Zhao Peng tertarik, mencoba mengetes, “Sekarang adik jadi pejabat, usaha makin mudah, aku memang berencana buka cabang baru. Kalau adik berminat, bisa bergabung.”
Yang Changfu berkata, “Tentu! Kalau ada peluang bagus, jangan lupa kabari aku.”
Zhao Peng langsung mengiyakan.
Sementara itu, Ny. Lin dan Yang Hehua juga bercakap dengan hangat. Yang Hehua penuh rasa iri, “Adik ipar, sekarang hidupmu sungguh mengagumkan!”
Ny. Lin menggeleng, “Tak ada yang perlu diirikan.” Namun wajahnya tetap bangga.
“Bagaimana tidak? Sekarang kau pakai perhiasan emas, ada pelayan melayani, hidupmu sungguh bahagia.”
Ny. Lin hanya tersenyum ringan.
Tak lama, Ny. Wu masuk membawa Nyonya Feng, diikuti seorang pria pendek gemuk bermata licik.
Ny. Wu menunjuk Yang Changfu, “Saudari, inilah putra bungsuku.”
Nyonya Feng tersenyum, “Jadi ini Tuan Wakil Bupati, benar-benar sukses!”
Ny.

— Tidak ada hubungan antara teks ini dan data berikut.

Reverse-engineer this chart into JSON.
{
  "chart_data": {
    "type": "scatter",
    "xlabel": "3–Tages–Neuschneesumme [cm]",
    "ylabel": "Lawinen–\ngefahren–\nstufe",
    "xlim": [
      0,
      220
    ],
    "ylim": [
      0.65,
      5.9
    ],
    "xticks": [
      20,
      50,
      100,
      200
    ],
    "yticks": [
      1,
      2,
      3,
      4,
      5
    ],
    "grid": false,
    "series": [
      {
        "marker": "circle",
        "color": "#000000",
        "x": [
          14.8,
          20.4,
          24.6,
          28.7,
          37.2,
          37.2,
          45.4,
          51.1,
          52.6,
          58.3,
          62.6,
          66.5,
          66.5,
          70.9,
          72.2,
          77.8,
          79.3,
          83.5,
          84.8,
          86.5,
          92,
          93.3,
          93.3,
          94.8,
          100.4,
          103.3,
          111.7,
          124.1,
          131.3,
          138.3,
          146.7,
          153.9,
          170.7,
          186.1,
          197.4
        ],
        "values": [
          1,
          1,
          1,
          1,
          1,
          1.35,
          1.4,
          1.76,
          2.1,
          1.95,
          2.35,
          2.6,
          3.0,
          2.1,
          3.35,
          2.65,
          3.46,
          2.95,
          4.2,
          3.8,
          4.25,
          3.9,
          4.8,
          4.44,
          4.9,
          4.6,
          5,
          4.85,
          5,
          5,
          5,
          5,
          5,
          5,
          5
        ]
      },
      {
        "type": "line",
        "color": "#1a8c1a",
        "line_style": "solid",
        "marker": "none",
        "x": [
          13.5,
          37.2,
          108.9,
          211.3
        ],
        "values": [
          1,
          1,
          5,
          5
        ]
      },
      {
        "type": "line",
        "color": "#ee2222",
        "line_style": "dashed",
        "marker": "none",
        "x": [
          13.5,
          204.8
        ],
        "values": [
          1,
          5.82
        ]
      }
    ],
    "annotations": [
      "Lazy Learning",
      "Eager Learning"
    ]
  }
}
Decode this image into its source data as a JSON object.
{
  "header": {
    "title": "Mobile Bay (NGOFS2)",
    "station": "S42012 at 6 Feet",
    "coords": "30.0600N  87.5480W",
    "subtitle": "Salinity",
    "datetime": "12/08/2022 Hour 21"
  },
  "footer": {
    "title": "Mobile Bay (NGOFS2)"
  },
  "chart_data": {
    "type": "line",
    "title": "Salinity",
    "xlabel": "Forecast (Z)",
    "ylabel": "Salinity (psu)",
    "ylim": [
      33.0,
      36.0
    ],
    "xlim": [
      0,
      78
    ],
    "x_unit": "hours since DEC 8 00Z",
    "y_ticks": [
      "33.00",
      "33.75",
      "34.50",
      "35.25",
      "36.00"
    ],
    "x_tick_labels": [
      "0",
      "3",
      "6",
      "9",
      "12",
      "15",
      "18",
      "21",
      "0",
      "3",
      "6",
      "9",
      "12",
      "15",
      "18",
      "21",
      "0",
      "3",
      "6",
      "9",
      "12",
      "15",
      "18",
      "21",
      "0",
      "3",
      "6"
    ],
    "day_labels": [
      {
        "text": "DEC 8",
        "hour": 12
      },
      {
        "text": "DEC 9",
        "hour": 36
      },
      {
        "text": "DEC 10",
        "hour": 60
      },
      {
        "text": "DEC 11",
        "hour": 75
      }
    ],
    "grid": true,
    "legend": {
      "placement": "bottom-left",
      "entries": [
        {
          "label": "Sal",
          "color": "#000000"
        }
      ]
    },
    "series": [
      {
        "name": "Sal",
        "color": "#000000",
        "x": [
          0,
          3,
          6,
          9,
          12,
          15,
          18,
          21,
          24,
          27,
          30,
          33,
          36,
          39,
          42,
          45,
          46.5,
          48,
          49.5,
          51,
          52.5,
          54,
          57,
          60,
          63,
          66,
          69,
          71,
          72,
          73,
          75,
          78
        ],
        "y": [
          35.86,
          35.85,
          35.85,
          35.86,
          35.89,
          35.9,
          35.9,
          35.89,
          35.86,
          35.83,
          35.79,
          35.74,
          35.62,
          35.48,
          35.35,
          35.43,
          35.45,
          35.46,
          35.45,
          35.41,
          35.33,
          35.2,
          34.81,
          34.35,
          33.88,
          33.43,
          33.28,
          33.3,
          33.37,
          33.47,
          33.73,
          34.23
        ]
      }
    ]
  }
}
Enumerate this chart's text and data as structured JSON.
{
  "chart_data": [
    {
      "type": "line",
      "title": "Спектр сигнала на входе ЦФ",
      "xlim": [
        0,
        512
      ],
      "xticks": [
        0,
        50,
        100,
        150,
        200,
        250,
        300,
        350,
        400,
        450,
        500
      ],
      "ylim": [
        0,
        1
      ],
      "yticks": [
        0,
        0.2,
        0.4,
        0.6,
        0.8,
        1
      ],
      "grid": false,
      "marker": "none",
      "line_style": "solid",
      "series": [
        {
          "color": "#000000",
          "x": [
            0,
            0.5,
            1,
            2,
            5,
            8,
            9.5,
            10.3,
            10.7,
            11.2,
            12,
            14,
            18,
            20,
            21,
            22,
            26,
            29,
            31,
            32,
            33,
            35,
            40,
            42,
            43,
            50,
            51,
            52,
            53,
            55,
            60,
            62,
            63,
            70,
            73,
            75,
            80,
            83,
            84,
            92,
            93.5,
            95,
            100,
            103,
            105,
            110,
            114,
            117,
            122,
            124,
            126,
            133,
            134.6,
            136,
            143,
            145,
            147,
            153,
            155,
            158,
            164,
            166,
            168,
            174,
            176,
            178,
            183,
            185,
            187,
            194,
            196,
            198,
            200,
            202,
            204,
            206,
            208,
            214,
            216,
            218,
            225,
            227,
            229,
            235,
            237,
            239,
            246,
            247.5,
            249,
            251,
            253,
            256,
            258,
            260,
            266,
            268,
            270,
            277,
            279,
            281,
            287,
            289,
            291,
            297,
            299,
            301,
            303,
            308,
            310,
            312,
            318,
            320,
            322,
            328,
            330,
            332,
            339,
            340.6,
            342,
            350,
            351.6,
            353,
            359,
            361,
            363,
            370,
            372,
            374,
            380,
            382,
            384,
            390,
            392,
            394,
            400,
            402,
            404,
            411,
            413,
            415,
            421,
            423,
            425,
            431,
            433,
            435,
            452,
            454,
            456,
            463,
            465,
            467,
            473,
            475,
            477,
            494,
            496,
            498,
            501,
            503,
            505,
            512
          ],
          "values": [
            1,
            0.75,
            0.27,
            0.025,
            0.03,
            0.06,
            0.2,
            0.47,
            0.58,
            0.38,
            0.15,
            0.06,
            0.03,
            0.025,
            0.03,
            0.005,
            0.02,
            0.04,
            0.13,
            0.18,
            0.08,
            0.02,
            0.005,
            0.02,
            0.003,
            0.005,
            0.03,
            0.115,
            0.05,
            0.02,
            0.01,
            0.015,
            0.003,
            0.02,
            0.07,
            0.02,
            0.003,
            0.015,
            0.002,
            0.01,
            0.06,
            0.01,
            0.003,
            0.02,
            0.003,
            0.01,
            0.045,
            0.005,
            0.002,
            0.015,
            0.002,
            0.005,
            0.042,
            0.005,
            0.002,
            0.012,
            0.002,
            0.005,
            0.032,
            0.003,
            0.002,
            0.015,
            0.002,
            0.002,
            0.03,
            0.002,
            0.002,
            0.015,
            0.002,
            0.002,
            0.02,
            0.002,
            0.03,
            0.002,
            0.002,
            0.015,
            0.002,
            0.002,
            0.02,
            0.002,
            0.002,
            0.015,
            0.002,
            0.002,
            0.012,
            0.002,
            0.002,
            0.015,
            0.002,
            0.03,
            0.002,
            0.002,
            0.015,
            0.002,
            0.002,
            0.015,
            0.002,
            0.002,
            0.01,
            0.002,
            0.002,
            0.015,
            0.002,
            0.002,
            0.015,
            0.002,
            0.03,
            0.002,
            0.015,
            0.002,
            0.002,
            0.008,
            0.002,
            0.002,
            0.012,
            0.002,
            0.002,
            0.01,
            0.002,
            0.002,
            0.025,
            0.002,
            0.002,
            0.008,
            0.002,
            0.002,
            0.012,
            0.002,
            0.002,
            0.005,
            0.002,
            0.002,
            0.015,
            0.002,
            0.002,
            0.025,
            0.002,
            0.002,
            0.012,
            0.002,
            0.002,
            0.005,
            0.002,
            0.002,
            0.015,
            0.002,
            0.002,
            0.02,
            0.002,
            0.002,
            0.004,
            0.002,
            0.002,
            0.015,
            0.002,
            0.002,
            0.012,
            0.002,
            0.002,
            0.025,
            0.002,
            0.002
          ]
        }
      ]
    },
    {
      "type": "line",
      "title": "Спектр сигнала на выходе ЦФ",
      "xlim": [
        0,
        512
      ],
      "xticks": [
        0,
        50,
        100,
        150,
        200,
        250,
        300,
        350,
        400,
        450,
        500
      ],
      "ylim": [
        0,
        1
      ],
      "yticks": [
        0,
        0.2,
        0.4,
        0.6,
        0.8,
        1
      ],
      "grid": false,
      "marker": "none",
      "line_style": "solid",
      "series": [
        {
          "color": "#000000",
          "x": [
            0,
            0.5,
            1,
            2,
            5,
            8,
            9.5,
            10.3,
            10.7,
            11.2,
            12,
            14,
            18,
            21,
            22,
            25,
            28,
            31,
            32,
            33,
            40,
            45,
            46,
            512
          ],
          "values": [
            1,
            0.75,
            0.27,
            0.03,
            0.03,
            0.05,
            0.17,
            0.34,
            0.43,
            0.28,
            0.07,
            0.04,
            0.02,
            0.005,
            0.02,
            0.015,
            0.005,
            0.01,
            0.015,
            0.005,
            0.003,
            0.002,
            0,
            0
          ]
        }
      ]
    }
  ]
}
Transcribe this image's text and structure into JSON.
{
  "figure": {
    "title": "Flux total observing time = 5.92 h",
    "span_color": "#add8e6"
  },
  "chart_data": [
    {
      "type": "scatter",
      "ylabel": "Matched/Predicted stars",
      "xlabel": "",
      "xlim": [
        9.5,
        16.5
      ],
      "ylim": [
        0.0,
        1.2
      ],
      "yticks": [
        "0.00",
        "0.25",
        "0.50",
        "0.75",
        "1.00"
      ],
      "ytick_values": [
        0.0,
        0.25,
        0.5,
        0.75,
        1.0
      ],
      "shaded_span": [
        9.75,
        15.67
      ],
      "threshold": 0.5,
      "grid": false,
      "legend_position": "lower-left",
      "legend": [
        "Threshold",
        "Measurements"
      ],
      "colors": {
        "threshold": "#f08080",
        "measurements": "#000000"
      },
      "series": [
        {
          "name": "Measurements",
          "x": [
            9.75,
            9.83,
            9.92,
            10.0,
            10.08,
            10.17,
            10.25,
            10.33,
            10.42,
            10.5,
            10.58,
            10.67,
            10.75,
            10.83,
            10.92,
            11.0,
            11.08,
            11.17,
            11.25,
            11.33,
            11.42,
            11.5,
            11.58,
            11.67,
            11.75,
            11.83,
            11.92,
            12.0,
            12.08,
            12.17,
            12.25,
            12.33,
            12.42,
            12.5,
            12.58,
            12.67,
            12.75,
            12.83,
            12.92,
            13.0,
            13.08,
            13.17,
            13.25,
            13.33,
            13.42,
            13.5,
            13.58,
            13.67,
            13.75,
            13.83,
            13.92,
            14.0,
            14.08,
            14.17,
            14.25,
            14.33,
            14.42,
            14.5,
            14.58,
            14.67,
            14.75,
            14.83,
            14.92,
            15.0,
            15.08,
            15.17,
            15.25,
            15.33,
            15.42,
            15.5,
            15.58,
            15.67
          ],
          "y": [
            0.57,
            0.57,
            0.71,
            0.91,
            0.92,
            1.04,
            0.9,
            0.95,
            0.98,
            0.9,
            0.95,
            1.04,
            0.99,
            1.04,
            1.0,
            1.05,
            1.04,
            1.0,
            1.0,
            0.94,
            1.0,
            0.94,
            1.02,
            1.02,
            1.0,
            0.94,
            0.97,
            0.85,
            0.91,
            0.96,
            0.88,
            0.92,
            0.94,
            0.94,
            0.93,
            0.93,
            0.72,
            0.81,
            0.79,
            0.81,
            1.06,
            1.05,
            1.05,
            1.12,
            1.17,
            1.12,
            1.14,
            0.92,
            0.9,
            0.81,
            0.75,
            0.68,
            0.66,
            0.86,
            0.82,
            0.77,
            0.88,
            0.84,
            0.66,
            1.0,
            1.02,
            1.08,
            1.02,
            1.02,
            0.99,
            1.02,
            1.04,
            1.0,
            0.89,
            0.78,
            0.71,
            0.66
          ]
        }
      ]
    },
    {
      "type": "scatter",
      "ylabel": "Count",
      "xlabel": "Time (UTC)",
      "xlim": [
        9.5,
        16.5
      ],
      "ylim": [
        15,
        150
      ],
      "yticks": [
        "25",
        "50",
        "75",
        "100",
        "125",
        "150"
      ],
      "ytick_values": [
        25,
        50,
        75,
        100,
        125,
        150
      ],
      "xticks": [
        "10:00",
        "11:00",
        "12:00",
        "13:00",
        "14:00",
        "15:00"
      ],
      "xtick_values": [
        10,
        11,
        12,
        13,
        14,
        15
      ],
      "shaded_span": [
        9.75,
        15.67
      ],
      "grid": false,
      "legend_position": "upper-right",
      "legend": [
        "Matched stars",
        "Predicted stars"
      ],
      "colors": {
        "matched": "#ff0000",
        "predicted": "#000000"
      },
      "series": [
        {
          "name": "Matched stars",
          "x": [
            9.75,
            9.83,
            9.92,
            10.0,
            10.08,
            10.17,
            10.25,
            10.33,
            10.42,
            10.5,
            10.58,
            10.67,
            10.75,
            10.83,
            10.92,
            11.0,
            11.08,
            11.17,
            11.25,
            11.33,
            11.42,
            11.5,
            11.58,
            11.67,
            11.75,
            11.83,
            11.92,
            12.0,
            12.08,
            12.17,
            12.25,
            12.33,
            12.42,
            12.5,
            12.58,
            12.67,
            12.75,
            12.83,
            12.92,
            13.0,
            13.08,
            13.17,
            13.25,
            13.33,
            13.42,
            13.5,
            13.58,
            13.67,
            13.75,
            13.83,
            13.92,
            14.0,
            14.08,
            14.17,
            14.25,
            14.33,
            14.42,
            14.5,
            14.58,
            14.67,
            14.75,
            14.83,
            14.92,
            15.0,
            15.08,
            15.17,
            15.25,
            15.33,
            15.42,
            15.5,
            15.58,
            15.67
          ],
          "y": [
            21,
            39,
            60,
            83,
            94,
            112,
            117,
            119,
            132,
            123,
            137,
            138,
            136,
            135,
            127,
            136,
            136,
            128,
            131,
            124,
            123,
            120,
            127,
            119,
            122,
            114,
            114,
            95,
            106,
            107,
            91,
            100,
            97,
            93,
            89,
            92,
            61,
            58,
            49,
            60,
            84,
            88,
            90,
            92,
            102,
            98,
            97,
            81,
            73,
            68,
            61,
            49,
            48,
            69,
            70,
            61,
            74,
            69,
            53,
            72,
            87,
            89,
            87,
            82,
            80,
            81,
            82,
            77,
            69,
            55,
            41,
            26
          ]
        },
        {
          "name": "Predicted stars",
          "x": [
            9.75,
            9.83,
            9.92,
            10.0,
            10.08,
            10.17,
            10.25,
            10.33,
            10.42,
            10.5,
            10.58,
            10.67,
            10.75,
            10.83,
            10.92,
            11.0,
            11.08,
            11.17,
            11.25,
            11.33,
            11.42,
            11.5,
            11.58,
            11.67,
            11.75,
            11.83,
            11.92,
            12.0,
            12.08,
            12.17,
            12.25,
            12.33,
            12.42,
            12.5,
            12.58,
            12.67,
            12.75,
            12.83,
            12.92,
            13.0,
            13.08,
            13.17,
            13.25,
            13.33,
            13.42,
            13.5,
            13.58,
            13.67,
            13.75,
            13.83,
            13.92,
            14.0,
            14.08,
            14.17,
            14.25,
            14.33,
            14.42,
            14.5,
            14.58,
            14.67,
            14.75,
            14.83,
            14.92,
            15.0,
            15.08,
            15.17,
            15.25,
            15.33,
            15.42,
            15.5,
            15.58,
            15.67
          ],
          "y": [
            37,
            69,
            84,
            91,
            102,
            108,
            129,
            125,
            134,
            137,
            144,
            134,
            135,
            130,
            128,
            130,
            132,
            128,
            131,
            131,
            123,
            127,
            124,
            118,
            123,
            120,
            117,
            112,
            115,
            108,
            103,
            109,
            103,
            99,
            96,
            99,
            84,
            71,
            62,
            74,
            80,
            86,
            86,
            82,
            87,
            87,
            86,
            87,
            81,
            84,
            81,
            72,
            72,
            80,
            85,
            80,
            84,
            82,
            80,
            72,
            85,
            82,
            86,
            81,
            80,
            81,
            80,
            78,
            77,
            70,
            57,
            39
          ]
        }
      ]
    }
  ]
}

Wu memperkenalkan identitas Nyonya Feng pada keluarga, mendengar dari keluarga Feng di kota, Yang Hehua dan lainnya yang lama tinggal di kota pun tahu.
Ia pun menyapa, “Nyonya Feng, tak sangka bertemu Anda di sini.”
Nyonya Feng sudah mencari tahu tentang keluarga Yang sebelum datang, ia pun tersenyum, “Nyonya Zhao.”
Ny. Wu segera berkata, “Jangan panggil Nyonya Zhao, kau sudah panggil aku kakak, panggil saja dia Hehua.”
Nyonya Feng menggandeng tangan Yang Hehua, “Kalau begitu, aku panggil Hehua saja.”
Yang Hehua menjawab, “Tentu, aku senang sekali dipanggil begitu.”
Nyonya Feng pura-pura menepuk Yang Hehua, “Aku panggil kau Hehua, kau masih panggil aku Nyonya Feng, itu terlalu formal, panggil saja Bibi Zhen.”
Nama kecil Nyonya Feng adalah Zhen, ia mempersilakan dipanggil begitu, tanda ia ingin menjalin hubungan erat dengan keluarga Yang.
“Baiklah, Bibi Zhen.”
Nyonya Feng pun senang dan memperlihatkan hadiah yang ia bawa pada Ny. Wu.
Melihat hadiah kali ini lebih mewah dari sebelumnya, Ny. Wu makin merasa beruntung, mana ada orang yang mau mengirim hadiah sebanyak itu.
Nyonya Feng juga mengeluarkan dua set perhiasan untuk Yang Hehua dan Ny. Lin, “Waktu itu kalian tidak di rumah, sekarang aku berikan sebagai ganti.”
Sejak mendengar Nyonya Feng datang, Ny. Li pun masuk ke ruang tamu, mendengar ucapan itu ia tahu dirinya tidak mendapat bagian perhiasan kali ini.
Namun setelah melihat langsung perhiasan milik Ny. Lin dan Yang Hehua, hatinya makin kesal, mereka masing-masing mendapat satu set perhiasan, ia sendiri hanya dapat satu tusuk konde, jelas ini lagi-lagi usaha menjilat keluarga bungsu.